Reputation: 915
I'm looking for a function that would allow for subsetting a data frame based on the density of bivariate observations. For example:
ggplot(iris, aes(x = Petal.Length, y = Sepal.Width, color = Species)) +
stat_density2d(geom = 'polygon', aes(fill = ..level..), n = 8) +
geom_point()
Here, I would like to only display the points that are outliers based on the density of points within a Species (i.e. only show the 3 points from setosa and 4 points from virginica that lay outside the contours).
Upvotes: 0
Views: 493
Reputation: 1311
My methodology is a little convoluted, so bear with me, I'll explain below:
library(data.table)
dt <- as.data.table(iris)[, .(Petal.Length, Sepal.Width, Species)]
dt[, sample := .I]
dt <- melt(dt, id.vars = c("Species", "sample"))
dt[, c("meanval", "sdval") := .(mean(value), sd(value)), .(Species, variable)]
dt[abs({value - meanval} / sdval) > 2, outlier := TRUE]
dt[, anyOutliers := sum(outlier, na.rm = T), sample]
dt[anyOutliers != 0, outlier := TRUE]
dt <- dcast(
dt[, .(Species, variable, value, outlier, sample)],
sample + outlier + Species ~ variable,
value.var = "value"
)
First we assign dt
as the data set and keep only the columns we plan to plot. Next, we assign a dummy column which will be important for this particular dataset to differentiate rows later. Then we melt()
the dataset for expediency. Then, for each species, we calculate the mean and standard deviation of each value. This allows us to, on the line below, define outliers (you can change > 2
here to affect the number of SD to use).
Then, for each flower, we find if it is an outlier in any of our chosen metrics (in this case petal.length and sepal.width). If it is, the whole flower gets labelled an outlier. Then, we dcast the table back into it's original form, only now there's an outlier column that shows whether or not the flower was an outlier in any of out metrics.

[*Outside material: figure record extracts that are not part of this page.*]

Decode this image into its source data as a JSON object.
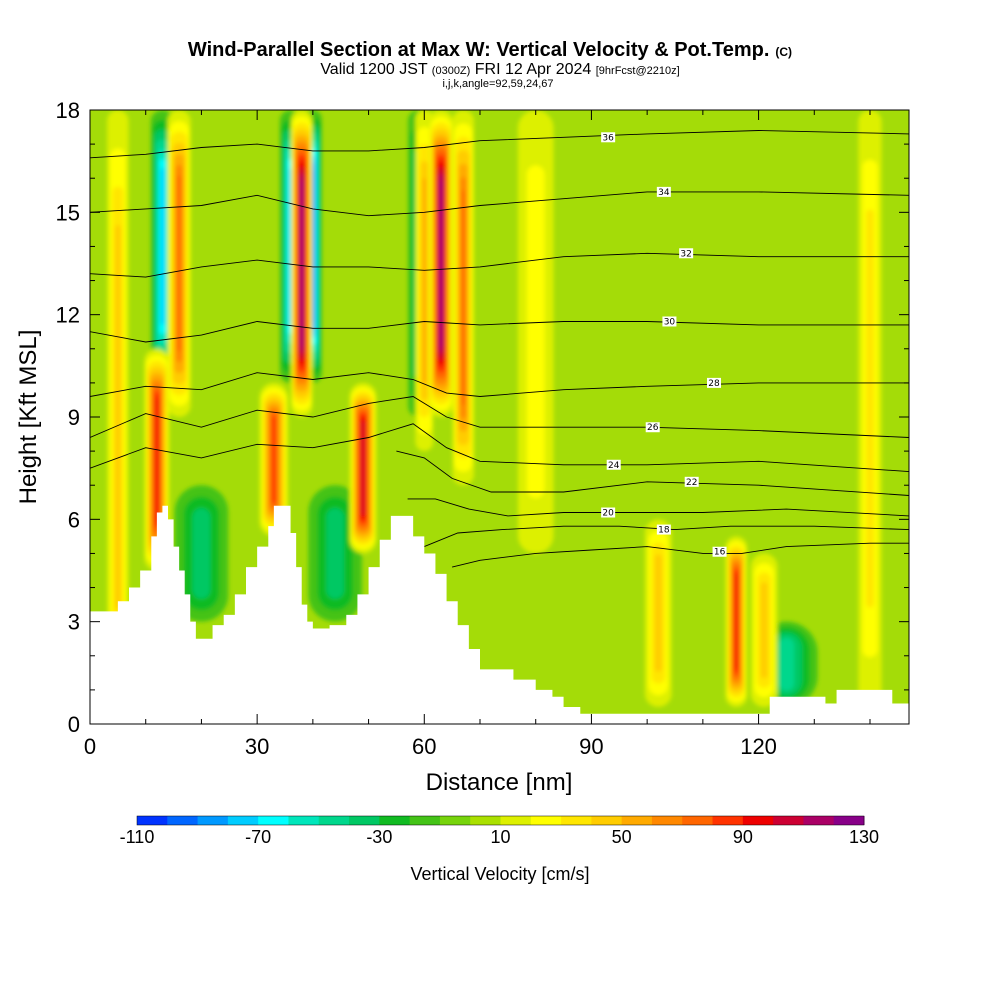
{
  "title": {
    "main": "Wind-Parallel Section at Max W: Vertical Velocity & Pot.Temp.",
    "copyright": "(C)",
    "line2_valid": "Valid 1200 JST",
    "line2_utc": "(0300Z)",
    "line2_date": "FRI 12 Apr 2024",
    "line2_fcst": "[9hrFcst@2210z]",
    "line3": "i,j,k,angle=92,59,24,67"
  },
  "chart_data": {
    "type": "heatmap",
    "xlabel": "Distance [nm]",
    "ylabel": "Height [Kft MSL]",
    "xlim": [
      0,
      147
    ],
    "ylim": [
      0,
      18
    ],
    "xticks": [
      0,
      30,
      60,
      90,
      120
    ],
    "yticks": [
      0,
      3,
      6,
      9,
      12,
      15,
      18
    ],
    "grid": false,
    "colorbar": {
      "label": "Vertical Velocity [cm/s]",
      "min": -110,
      "max": 130,
      "step": 10,
      "tick_labels": [
        "-110",
        "-70",
        "-30",
        "10",
        "50",
        "90",
        "130"
      ],
      "colors": [
        "#0000ff",
        "#0033ff",
        "#0066ff",
        "#0099ff",
        "#00ccff",
        "#00ffff",
        "#00e6bb",
        "#00d78c",
        "#00c864",
        "#11bb22",
        "#44c317",
        "#77d40c",
        "#aae000",
        "#ddf000",
        "#ffff00",
        "#ffe600",
        "#ffcc00",
        "#ffaa00",
        "#ff8800",
        "#ff6600",
        "#ff3300",
        "#ee0000",
        "#cc0033",
        "#aa0066",
        "#880088",
        "#5500aa"
      ]
    },
    "terrain_kft": [
      [
        0,
        3.3
      ],
      [
        3,
        3.3
      ],
      [
        5,
        3.6
      ],
      [
        7,
        4.0
      ],
      [
        9,
        4.5
      ],
      [
        11,
        5.5
      ],
      [
        12,
        6.2
      ],
      [
        13,
        6.4
      ],
      [
        14,
        6.0
      ],
      [
        15,
        5.2
      ],
      [
        16,
        4.5
      ],
      [
        17,
        3.8
      ],
      [
        18,
        3.0
      ],
      [
        19,
        2.5
      ],
      [
        20,
        2.5
      ],
      [
        22,
        2.9
      ],
      [
        24,
        3.2
      ],
      [
        26,
        3.8
      ],
      [
        28,
        4.6
      ],
      [
        30,
        5.2
      ],
      [
        32,
        5.8
      ],
      [
        33,
        6.4
      ],
      [
        35,
        6.4
      ],
      [
        36,
        5.6
      ],
      [
        37,
        4.6
      ],
      [
        38,
        3.5
      ],
      [
        39,
        3.0
      ],
      [
        40,
        2.8
      ],
      [
        43,
        2.9
      ],
      [
        46,
        3.2
      ],
      [
        48,
        3.8
      ],
      [
        50,
        4.6
      ],
      [
        52,
        5.4
      ],
      [
        54,
        6.1
      ],
      [
        56,
        6.1
      ],
      [
        58,
        5.5
      ],
      [
        60,
        5.0
      ],
      [
        62,
        4.4
      ],
      [
        64,
        3.6
      ],
      [
        66,
        2.9
      ],
      [
        68,
        2.2
      ],
      [
        70,
        1.6
      ],
      [
        73,
        1.6
      ],
      [
        76,
        1.3
      ],
      [
        80,
        1.0
      ],
      [
        83,
        0.8
      ],
      [
        85,
        0.5
      ],
      [
        88,
        0.3
      ],
      [
        120,
        0.3
      ],
      [
        122,
        0.8
      ],
      [
        128,
        0.8
      ],
      [
        132,
        0.6
      ],
      [
        134,
        1.0
      ],
      [
        140,
        1.0
      ],
      [
        144,
        0.6
      ],
      [
        147,
        0.3
      ]
    ],
    "updrafts": [
      {
        "x": 5,
        "w": 1.2,
        "y0": 0,
        "y1": 18,
        "v": 40
      },
      {
        "x": 12,
        "w": 1.4,
        "y0": 4.5,
        "y1": 11,
        "v": 90
      },
      {
        "x": 16,
        "w": 1.3,
        "y0": 9,
        "y1": 18,
        "v": 70
      },
      {
        "x": 33,
        "w": 1.6,
        "y0": 5.5,
        "y1": 10,
        "v": 80
      },
      {
        "x": 38,
        "w": 1.2,
        "y0": 9,
        "y1": 18,
        "v": 120
      },
      {
        "x": 49,
        "w": 1.5,
        "y0": 5,
        "y1": 10,
        "v": 100
      },
      {
        "x": 60,
        "w": 1.0,
        "y0": 8,
        "y1": 18,
        "v": 50
      },
      {
        "x": 63,
        "w": 1.3,
        "y0": 9,
        "y1": 18,
        "v": 115
      },
      {
        "x": 67,
        "w": 1.2,
        "y0": 7,
        "y1": 18,
        "v": 70
      },
      {
        "x": 80,
        "w": 2.0,
        "y0": 5,
        "y1": 18,
        "v": 20
      },
      {
        "x": 102,
        "w": 1.5,
        "y0": 0.5,
        "y1": 6,
        "v": 35
      },
      {
        "x": 116,
        "w": 1.2,
        "y0": 0.5,
        "y1": 5.5,
        "v": 90
      },
      {
        "x": 121,
        "w": 1.5,
        "y0": 0.5,
        "y1": 5,
        "v": 35
      },
      {
        "x": 140,
        "w": 1.3,
        "y0": 0.5,
        "y1": 18,
        "v": 25
      }
    ],
    "downdrafts": [
      {
        "x": 13,
        "w": 1.3,
        "y0": 10,
        "y1": 18,
        "v": -70
      },
      {
        "x": 36,
        "w": 1.2,
        "y0": 10,
        "y1": 18,
        "v": -70
      },
      {
        "x": 40,
        "w": 1.0,
        "y0": 10,
        "y1": 18,
        "v": -90
      },
      {
        "x": 59,
        "w": 1.2,
        "y0": 9,
        "y1": 18,
        "v": -40
      },
      {
        "x": 20,
        "w": 3.0,
        "y0": 3,
        "y1": 7,
        "v": -30
      },
      {
        "x": 44,
        "w": 3.0,
        "y0": 3,
        "y1": 7,
        "v": -30
      },
      {
        "x": 125,
        "w": 3.5,
        "y0": 0.5,
        "y1": 3,
        "v": -40
      }
    ],
    "isentropes": [
      {
        "label": "16",
        "pts": [
          [
            65,
            4.6
          ],
          [
            70,
            4.8
          ],
          [
            80,
            5.0
          ],
          [
            90,
            5.1
          ],
          [
            100,
            5.2
          ],
          [
            110,
            5.0
          ],
          [
            117,
            5.0
          ],
          [
            125,
            5.2
          ],
          [
            140,
            5.3
          ],
          [
            147,
            5.3
          ]
        ],
        "label_at": [
          113,
          5.05
        ]
      },
      {
        "label": "18",
        "pts": [
          [
            60,
            5.2
          ],
          [
            66,
            5.6
          ],
          [
            74,
            5.7
          ],
          [
            85,
            5.8
          ],
          [
            95,
            5.8
          ],
          [
            105,
            5.7
          ],
          [
            115,
            5.8
          ],
          [
            130,
            5.8
          ],
          [
            147,
            5.7
          ]
        ],
        "label_at": [
          103,
          5.7
        ]
      },
      {
        "label": "20",
        "pts": [
          [
            57,
            6.6
          ],
          [
            62,
            6.6
          ],
          [
            68,
            6.3
          ],
          [
            75,
            6.1
          ],
          [
            85,
            6.2
          ],
          [
            95,
            6.2
          ],
          [
            110,
            6.2
          ],
          [
            125,
            6.3
          ],
          [
            147,
            6.1
          ]
        ],
        "label_at": [
          93,
          6.2
        ]
      },
      {
        "label": "22",
        "pts": [
          [
            55,
            8.0
          ],
          [
            60,
            7.8
          ],
          [
            65,
            7.2
          ],
          [
            72,
            6.8
          ],
          [
            85,
            6.8
          ],
          [
            100,
            7.1
          ],
          [
            120,
            7.0
          ],
          [
            147,
            6.7
          ]
        ],
        "label_at": [
          108,
          7.1
        ]
      },
      {
        "label": "24",
        "pts": [
          [
            0,
            7.5
          ],
          [
            10,
            8.1
          ],
          [
            20,
            7.8
          ],
          [
            30,
            8.2
          ],
          [
            40,
            8.1
          ],
          [
            50,
            8.4
          ],
          [
            58,
            8.8
          ],
          [
            64,
            8.1
          ],
          [
            70,
            7.7
          ],
          [
            85,
            7.6
          ],
          [
            100,
            7.6
          ],
          [
            120,
            7.7
          ],
          [
            147,
            7.4
          ]
        ],
        "label_at": [
          94,
          7.6
        ]
      },
      {
        "label": "26",
        "pts": [
          [
            0,
            8.4
          ],
          [
            10,
            9.1
          ],
          [
            20,
            8.7
          ],
          [
            30,
            9.2
          ],
          [
            40,
            9.0
          ],
          [
            50,
            9.4
          ],
          [
            58,
            9.6
          ],
          [
            64,
            9.0
          ],
          [
            70,
            8.7
          ],
          [
            85,
            8.7
          ],
          [
            100,
            8.7
          ],
          [
            120,
            8.6
          ],
          [
            147,
            8.4
          ]
        ],
        "label_at": [
          101,
          8.7
        ]
      },
      {
        "label": "28",
        "pts": [
          [
            0,
            9.6
          ],
          [
            10,
            9.9
          ],
          [
            20,
            9.8
          ],
          [
            30,
            10.3
          ],
          [
            40,
            10.1
          ],
          [
            50,
            10.3
          ],
          [
            58,
            10.1
          ],
          [
            64,
            9.7
          ],
          [
            70,
            9.6
          ],
          [
            85,
            9.8
          ],
          [
            100,
            9.9
          ],
          [
            120,
            10.0
          ],
          [
            147,
            10.0
          ]
        ],
        "label_at": [
          112,
          10.0
        ]
      },
      {
        "label": "30",
        "pts": [
          [
            0,
            11.5
          ],
          [
            10,
            11.2
          ],
          [
            20,
            11.4
          ],
          [
            30,
            11.8
          ],
          [
            40,
            11.6
          ],
          [
            50,
            11.6
          ],
          [
            60,
            11.8
          ],
          [
            70,
            11.7
          ],
          [
            85,
            11.8
          ],
          [
            100,
            11.8
          ],
          [
            120,
            11.7
          ],
          [
            147,
            11.7
          ]
        ],
        "label_at": [
          104,
          11.8
        ]
      },
      {
        "label": "32",
        "pts": [
          [
            0,
            13.2
          ],
          [
            10,
            13.1
          ],
          [
            20,
            13.4
          ],
          [
            30,
            13.6
          ],
          [
            40,
            13.4
          ],
          [
            50,
            13.4
          ],
          [
            60,
            13.3
          ],
          [
            70,
            13.4
          ],
          [
            85,
            13.7
          ],
          [
            100,
            13.8
          ],
          [
            120,
            13.7
          ],
          [
            147,
            13.7
          ]
        ],
        "label_at": [
          107,
          13.8
        ]
      },
      {
        "label": "34",
        "pts": [
          [
            0,
            15.0
          ],
          [
            10,
            15.1
          ],
          [
            20,
            15.2
          ],
          [
            30,
            15.5
          ],
          [
            40,
            15.1
          ],
          [
            50,
            14.9
          ],
          [
            60,
            15.0
          ],
          [
            70,
            15.2
          ],
          [
            85,
            15.4
          ],
          [
            100,
            15.6
          ],
          [
            120,
            15.6
          ],
          [
            147,
            15.5
          ]
        ],
        "label_at": [
          103,
          15.6
        ]
      },
      {
        "label": "36",
        "pts": [
          [
            0,
            16.6
          ],
          [
            10,
            16.7
          ],
          [
            20,
            16.9
          ],
          [
            30,
            17.0
          ],
          [
            40,
            16.8
          ],
          [
            50,
            16.8
          ],
          [
            60,
            16.9
          ],
          [
            70,
            17.1
          ],
          [
            85,
            17.2
          ],
          [
            100,
            17.3
          ],
          [
            120,
            17.4
          ],
          [
            147,
            17.3
          ]
        ],
        "label_at": [
          93,
          17.2
        ]
      }
    ]
  }
}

I won't go into plotting these, as you can figure out how you want to do that on your own, but this should give a general gist of the direction to go. Hope that helps.
Upvotes: 1
Reputation: 657
This is a rather hack-y solution, but you could write a function to extract the points outside of the contour plot and return a data frame with just those points:
plot_outliers_only <- function (original_plot) {
require(ggplot2)
require(sp)
pb <- ggplot_build(original_plot)
group_labels <- grep("001", levels(pb$data[[1]]$group), value=TRUE)

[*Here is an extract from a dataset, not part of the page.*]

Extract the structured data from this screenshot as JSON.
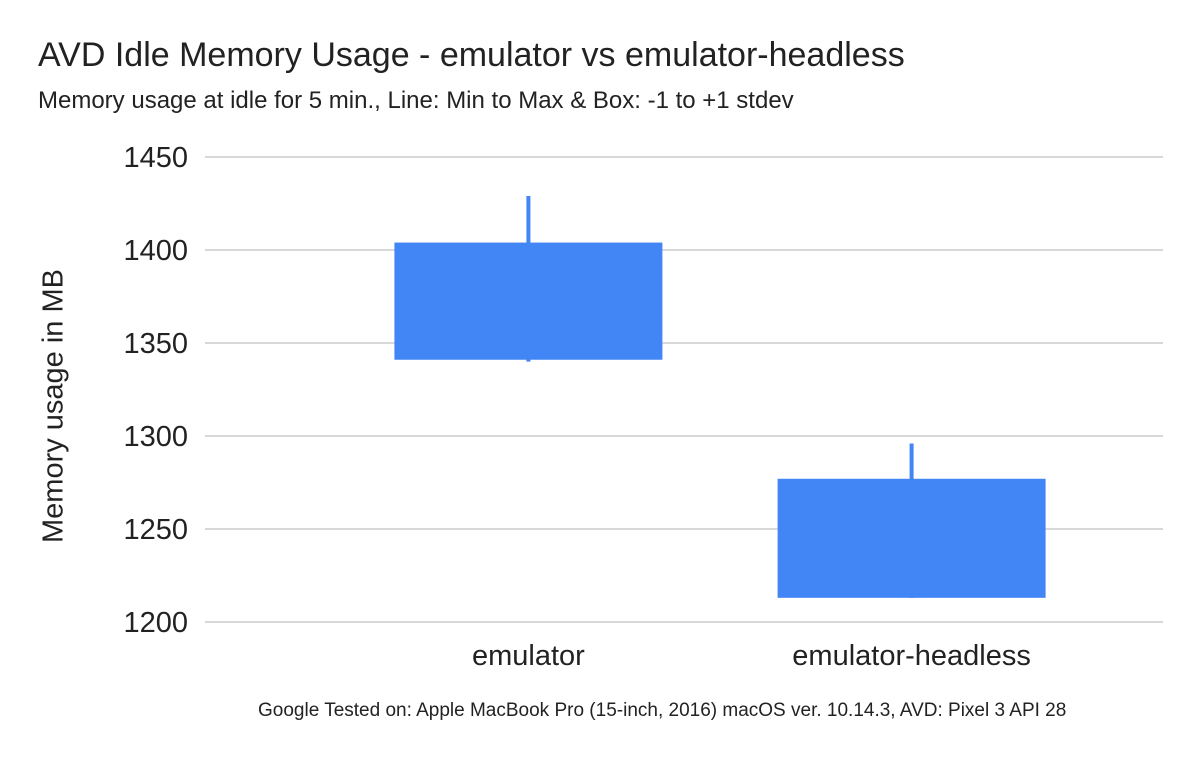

outlier_points <- lapply(group_labels, function (gl) {
contour_data <- filter(pb$data[[1]], as.character(group)==gl)
original_data <-
group_id <- as.numeric(strsplit(gl, "-")[[1]][1])
outlier_id <- pb$data[[2]] %>%
filter(group==group_id) %>%
select(c(x, y)) %>%
apply(1, function (point) {
point.in.polygon(point[1], point[2], contour_data$x, contour_data$y)==0
}) %>%
which()
if (length(outlier_id)==0) return (outlier_id)

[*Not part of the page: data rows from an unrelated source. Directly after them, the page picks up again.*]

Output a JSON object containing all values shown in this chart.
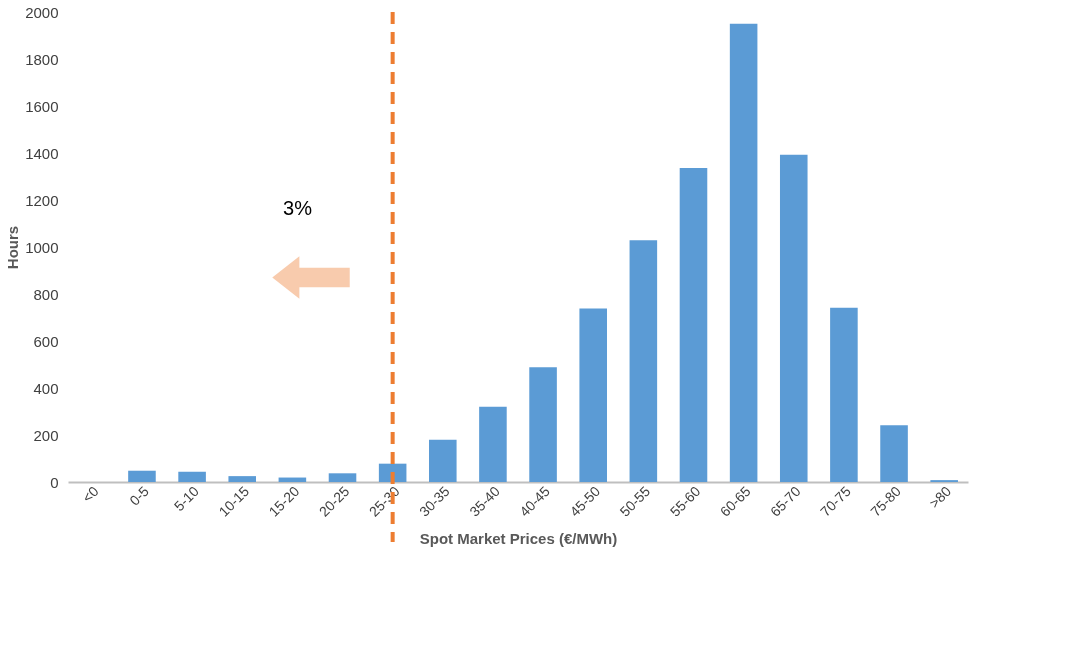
{
  "chart_data": {
    "type": "bar",
    "xlabel": "Spot Market Prices (€/MWh)",
    "ylabel": "Hours",
    "categories": [
      "<0",
      "0-5",
      "5-10",
      "10-15",
      "15-20",
      "20-25",
      "25-30",
      "30-35",
      "35-40",
      "40-45",
      "45-50",
      "50-55",
      "55-60",
      "60-65",
      "65-70",
      "70-75",
      "75-80",
      ">80"
    ],
    "values": [
      0,
      48,
      44,
      25,
      19,
      37,
      78,
      180,
      320,
      488,
      738,
      1029,
      1336,
      1950,
      1393,
      742,
      242,
      8
    ],
    "color": "#5b9bd5",
    "ylim": [
      0,
      2000
    ],
    "yticks": [
      0,
      200,
      400,
      600,
      800,
      1000,
      1200,
      1400,
      1600,
      1800,
      2000
    ],
    "grid": false,
    "ref_lines": [
      {
        "axis": "x",
        "value": "25-30",
        "label": null,
        "color": "#ed7d31",
        "line_style": "dashed"
      }
    ],
    "annotations": [
      "3%"
    ]
  }
}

grouping_name <- as.character(original_plot$mapping$colour)
as.numeric(original_plot$data[, grouping_name]) %>%
`==`(group_id) %>%
which() %>%
slice(original_plot$data, .) %>%
`[`(., outlier_id, )
})
do.call(what=rbind, outlier_points)
}
P <- ggplot(iris, aes(x = Petal.Length, y = Sepal.Width, color = Species)) +
stat_density2d(geom = 'polygon', aes(fill = ..level..), n = 8) +
geom_point()
plot_outliers_only(P)
Upvotes: 1